By Sophie Sadler
If you met Tiago Guerra at the Repsol petrol station in Lagos, where he works, you might think he was just a regular guy. But Tiago is one of a growing number of gaming enthusiasts who work remotely throughout the world on video game development – hoping one day to change their passion into a lucrative career.
Tiago was 15 when he started looking at ‘mods’ (modifications to existing games). He started to work as a voice actor, recording the soundtrack for these projects. In the process, he began to learn more about how these projects work and his passion was ignited.
He started to develop ‘mods’ and took a two-year professional course on Video Game Development at ETIC_Algarve. There are, however, very few avenues for pursuing this career in Portugal, so Tiago drives from Parchal in Lagoa to Lagos to work the petrol pumps, but in his spare time, he is pumping information to gamers as the community manager for a new game Chokepoint.
Tiago connects remotely with a number of gaming experts from around the world for Playnet. The US-based software company operates an internal software design and development studio called Cornered Rat Software. This studio is responsible for game project development which includes feature updates and support for existing titles, community management, marketing and customer support.
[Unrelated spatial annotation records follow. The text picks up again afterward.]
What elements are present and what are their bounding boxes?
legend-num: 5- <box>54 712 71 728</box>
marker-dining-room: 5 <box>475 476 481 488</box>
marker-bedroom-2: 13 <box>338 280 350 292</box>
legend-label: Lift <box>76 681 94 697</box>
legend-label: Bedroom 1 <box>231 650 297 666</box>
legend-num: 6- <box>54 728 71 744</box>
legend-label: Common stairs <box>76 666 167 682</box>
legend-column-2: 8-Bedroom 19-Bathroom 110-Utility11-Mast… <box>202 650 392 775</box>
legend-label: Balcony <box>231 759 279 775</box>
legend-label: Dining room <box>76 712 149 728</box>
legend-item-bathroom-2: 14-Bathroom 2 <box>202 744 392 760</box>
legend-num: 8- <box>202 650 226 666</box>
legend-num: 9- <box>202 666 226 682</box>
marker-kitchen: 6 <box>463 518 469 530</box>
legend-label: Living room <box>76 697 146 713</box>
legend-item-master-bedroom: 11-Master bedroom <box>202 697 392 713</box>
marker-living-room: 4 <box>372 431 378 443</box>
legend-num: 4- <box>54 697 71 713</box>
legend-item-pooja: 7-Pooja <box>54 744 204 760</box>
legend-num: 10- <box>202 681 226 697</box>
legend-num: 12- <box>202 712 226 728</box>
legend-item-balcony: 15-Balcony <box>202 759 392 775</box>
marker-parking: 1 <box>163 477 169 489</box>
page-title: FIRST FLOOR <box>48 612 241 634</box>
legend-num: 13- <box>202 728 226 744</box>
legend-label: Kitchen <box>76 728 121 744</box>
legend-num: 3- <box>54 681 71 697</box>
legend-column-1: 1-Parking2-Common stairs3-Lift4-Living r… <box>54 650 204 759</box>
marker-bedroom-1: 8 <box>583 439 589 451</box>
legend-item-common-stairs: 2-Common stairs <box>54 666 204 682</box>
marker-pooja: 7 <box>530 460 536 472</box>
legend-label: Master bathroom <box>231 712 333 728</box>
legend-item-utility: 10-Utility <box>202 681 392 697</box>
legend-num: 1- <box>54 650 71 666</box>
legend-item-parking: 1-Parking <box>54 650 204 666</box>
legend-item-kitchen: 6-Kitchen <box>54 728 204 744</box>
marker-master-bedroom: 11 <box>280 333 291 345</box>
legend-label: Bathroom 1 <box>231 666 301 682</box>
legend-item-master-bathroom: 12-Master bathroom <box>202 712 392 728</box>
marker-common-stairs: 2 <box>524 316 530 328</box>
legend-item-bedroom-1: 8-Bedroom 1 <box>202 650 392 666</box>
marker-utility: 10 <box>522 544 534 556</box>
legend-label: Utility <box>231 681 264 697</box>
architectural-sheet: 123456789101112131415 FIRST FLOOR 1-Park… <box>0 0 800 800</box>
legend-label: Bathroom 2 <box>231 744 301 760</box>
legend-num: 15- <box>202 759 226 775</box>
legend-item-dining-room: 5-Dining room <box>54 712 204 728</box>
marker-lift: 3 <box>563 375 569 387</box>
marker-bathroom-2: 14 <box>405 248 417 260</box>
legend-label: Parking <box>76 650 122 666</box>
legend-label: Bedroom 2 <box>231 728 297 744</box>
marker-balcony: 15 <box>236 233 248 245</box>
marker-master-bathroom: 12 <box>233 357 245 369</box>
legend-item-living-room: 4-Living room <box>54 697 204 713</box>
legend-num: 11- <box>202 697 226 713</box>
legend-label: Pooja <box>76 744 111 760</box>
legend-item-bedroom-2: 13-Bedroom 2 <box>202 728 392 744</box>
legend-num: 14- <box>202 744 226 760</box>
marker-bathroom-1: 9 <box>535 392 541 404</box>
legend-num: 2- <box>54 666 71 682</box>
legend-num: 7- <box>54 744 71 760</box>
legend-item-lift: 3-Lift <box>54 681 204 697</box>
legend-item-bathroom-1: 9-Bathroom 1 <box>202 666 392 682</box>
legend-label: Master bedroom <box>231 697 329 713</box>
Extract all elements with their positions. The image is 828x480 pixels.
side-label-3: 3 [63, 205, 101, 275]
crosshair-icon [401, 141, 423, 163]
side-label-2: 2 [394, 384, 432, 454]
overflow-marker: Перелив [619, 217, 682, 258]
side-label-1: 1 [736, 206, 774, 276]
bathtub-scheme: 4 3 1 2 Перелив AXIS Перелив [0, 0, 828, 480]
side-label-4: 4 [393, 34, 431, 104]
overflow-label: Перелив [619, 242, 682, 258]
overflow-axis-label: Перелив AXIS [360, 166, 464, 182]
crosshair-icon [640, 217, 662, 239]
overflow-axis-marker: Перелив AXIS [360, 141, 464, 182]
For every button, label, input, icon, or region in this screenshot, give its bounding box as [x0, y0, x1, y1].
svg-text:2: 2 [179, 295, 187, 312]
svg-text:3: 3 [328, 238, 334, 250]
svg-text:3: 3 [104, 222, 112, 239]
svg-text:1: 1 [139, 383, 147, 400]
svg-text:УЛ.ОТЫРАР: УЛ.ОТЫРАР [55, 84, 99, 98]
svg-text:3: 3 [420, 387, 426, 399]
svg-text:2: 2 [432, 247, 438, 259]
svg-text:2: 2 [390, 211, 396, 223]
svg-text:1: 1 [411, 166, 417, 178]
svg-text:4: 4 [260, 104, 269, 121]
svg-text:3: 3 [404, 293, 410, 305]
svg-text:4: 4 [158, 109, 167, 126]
In June 2001, Playnet launched the industry’s first MMOG First Person Shooter, depicting the battles of World War II. Blitzkrieg broke new ground in terms of network code, physics and weapon modelling, offering players a 3D world of battle re-enactment which could all be played through the internet without a games console.
With more than 700,000 registered users over its 20-year history, the game maintains a steady subscriber base. Tiago’s job is to communicate with fans of the game about the new release in the WWII franchise. Called Chokepoint, it is already on a digital distribution channel.
The game is a microcosm of World War II and focuses on authentic combat in key battles with a quicker response time and Tiago’s job is to “keep the fans happy”. He tells me it is very difficult to get paid work in video game development until you have some work experience on a product but he hopes that working on the project might give him an opportunity to get into the industry in the future.
Online creation tools such as Unreal Engine and Unity have evolved dramatically in the last few years allowing amateurs to create their own games. “Game development is very accessible now due to online resources,” Tiago tells me. “If anyone reading this wants to get into video game development I would say just dive in headfirst and give it a go as the barrier to entry has never been lower.”
Let’s hope Tiago wins his very own battle to be accepted in this exciting industry.